0. Lo vemos así: solo, inexpresivo, incluso temeroso, entre unas plantas, entre unos arbustos tras los que se embosca. Ignoramos su estado de ánimo y lo que después ocurrirá.
1. La casualidad ha querido que lleguen a mí dos novedades editoriales que poco o nada tienen que ver entre sí, pero que, bien miradas, poseen elementos comunes. Leer así, cosas heterogéneas, tiene rendimientos muy placenteros, depara sorpresas: hallamos luces, vínculos y concomitancias entre libros distintos o referencias distantes; encontramos lecciones provechosas al sumar obras heterogéneas; nos alimentamos con nutrientes variados, incluso contradictorios. Tengo sobre mi mesa la Historia de la fealdad, de Umberto Eco, y El mundo, de Juan José Millás. Semanas atrás, Anaclet Pons se nos adelantó cuando con perspicacia hablaba de la Storia de la bruttezza; yo, por mi parte, he procurado escribir lo más aseadamente posible de la novela de Millás en el número de Ojos de Papel que acaba de aparecer. Hay algo en común: un examen de lo feo, de lo extraño, de lo monstruoso. Del sentimiento de lo feo, de lo extraño, de lo monstruoso.

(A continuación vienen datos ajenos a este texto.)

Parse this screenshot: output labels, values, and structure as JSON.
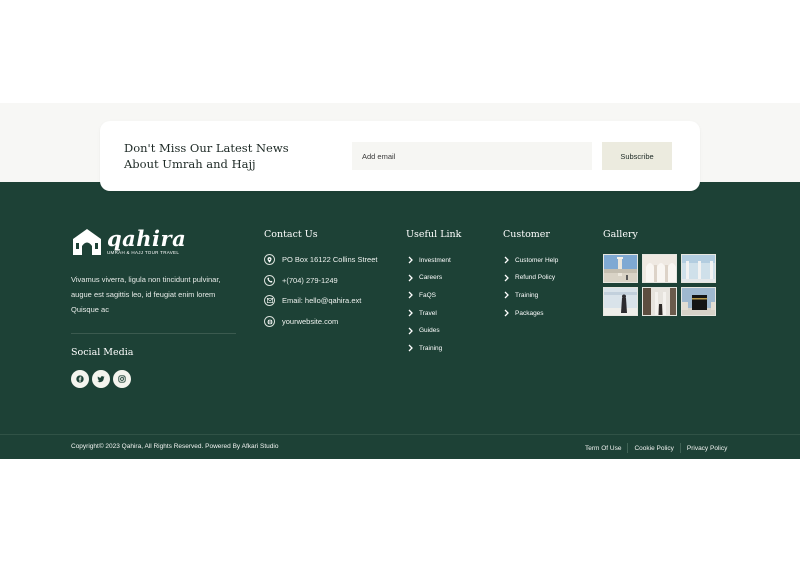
{
  "newsletter": {
    "title_line1": "Don't Miss Our Latest News",
    "title_line2": "About Umrah and Hajj",
    "email_placeholder": "Add email",
    "subscribe_label": "Subscribe"
  },
  "brand": {
    "name": "qahira",
    "tagline": "UMRAH & HAJJ TOUR TRAVEL",
    "about": "Vivamus viverra, ligula non tincidunt pulvinar, augue est sagittis leo, id feugiat enim lorem Quisque ac",
    "social_title": "Social Media",
    "social_icons": [
      "facebook-icon",
      "twitter-icon",
      "instagram-icon"
    ]
  },
  "contact": {
    "title": "Contact Us",
    "items": [
      {
        "icon": "location-pin-icon",
        "text": "PO Box 16122 Collins Street"
      },
      {
        "icon": "phone-icon",
        "text": "+(704) 279-1249"
      },
      {
        "icon": "email-icon",
        "text": "Email: hello@qahira.ext"
      },
      {
        "icon": "globe-icon",
        "text": "yourwebsite.com"
      }
    ]
  },
  "useful_links": {
    "title": "Useful Link",
    "items": [
      "Investment",
      "Careers",
      "FaQS",
      "Travel",
      "Guides",
      "Training"
    ]
  },
  "customer": {
    "title": "Customer",
    "items": [
      "Customer Help",
      "Refund Policy",
      "Training",
      "Packages"
    ]
  },
  "gallery": {
    "title": "Gallery",
    "images": [
      "mosque-tower-photo",
      "white-arches-photo",
      "courtyard-columns-photo",
      "pilgrim-walking-photo",
      "marble-hall-photo",
      "kaaba-photo"
    ]
  },
  "footer": {
    "copyright": "Copyright© 2023 Qahira, All Rights Reserved. Powered By Afkari Studio",
    "links": [
      "Term Of Use",
      "Cookie Policy",
      "Privacy Policy"
    ]
  },
  "colors": {
    "footer_green": "#1d4136",
    "accent_cream": "#ecebdf",
    "band_gray": "#f7f7f5"
  }
}
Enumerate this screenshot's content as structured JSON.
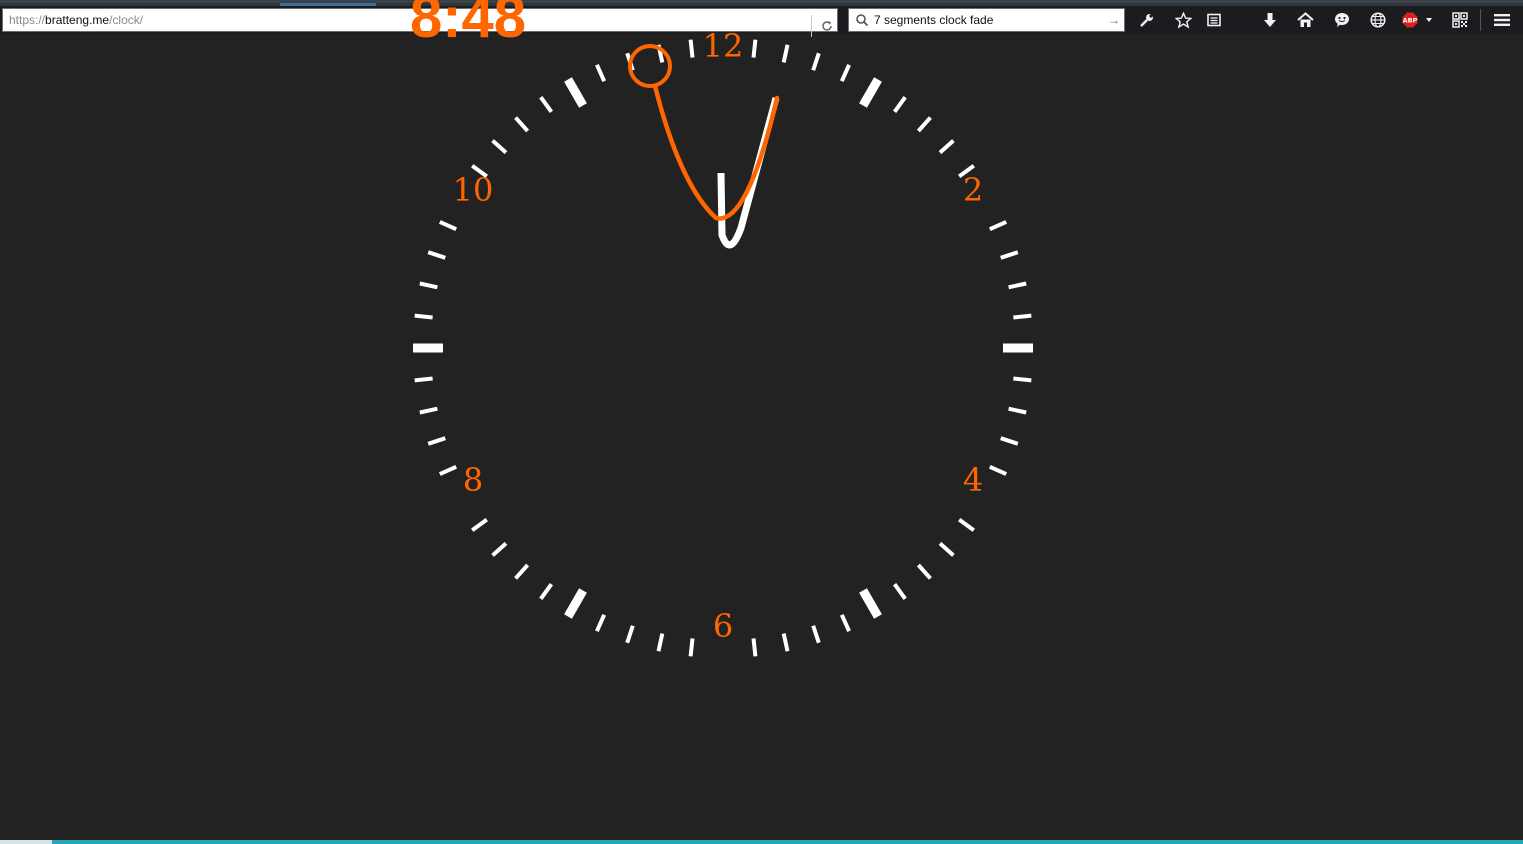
{
  "browser": {
    "url": {
      "scheme": "https://",
      "host": "bratteng.me",
      "path": "/clock/"
    },
    "search": {
      "value": "7 segments clock fade"
    },
    "toolbar_icons": [
      "wrench-icon",
      "star-icon",
      "reader-icon",
      "download-icon",
      "home-icon",
      "chat-icon",
      "globe-icon",
      "adblock-icon",
      "qr-icon",
      "menu-icon"
    ],
    "adblock_label": "ABP"
  },
  "clock": {
    "numerals": [
      "12",
      "2",
      "4",
      "6",
      "8",
      "10"
    ],
    "partial_digital_text": "8:48",
    "tick_color": "#ffffff",
    "numeral_color": "#ff6600",
    "background_color": "#222222",
    "hour_hand_color": "#ffffff",
    "minute_hand_color": "#ff6600"
  }
}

Así, a bote pronto, creemos saber qué es la fealdad. Lo contrario de la belleza, diremos: siendo la belleza aquello que se caracteriza por la armonía, por la proporción. Convencionalmente, lo feo sería, pues, aquello que carece de ambas propiedades: lo que no tiene concertación entre sus partes, aquello a lo que le falta correspondencia. Sería también lo que no posee conformidad o equilibrio: lo que, en suma, es desordenado, con elementos incongruentes. Pero, como bien nos advierte Umberto Eco, en su Historia, la fealdad es un criterio evidentemente cultural e histórico, un criterio que cambia de acuerdo con la idea misma de lo aceptable, de lo tolerable, de lo normal, de habitual, de lo convencional, de lo sano. No podemos conformarnos diciendo que todo cambia con el curso del tiempo y que, por tanto, es imposible definir lo feo. En cada momento histórico, en cada sociedad, en cada cultura, sabemos o creemos saber qué es lo que nos sorprende desagradablemente, lo que nos repugna estéticamente. Puede que no siempre sea lo mismo, en efecto, pero eso que repudiamos por su fealdad lo rechazamos valiéndonos de un sentimiento semejante: algo hay en un rostro, en un objeto, en un paisaje o en un hecho que juzgamos feo. Es decir, algo hay que vemos inarmónico, desproporcionado, contrario a su tiempo, inesperado, insoportable.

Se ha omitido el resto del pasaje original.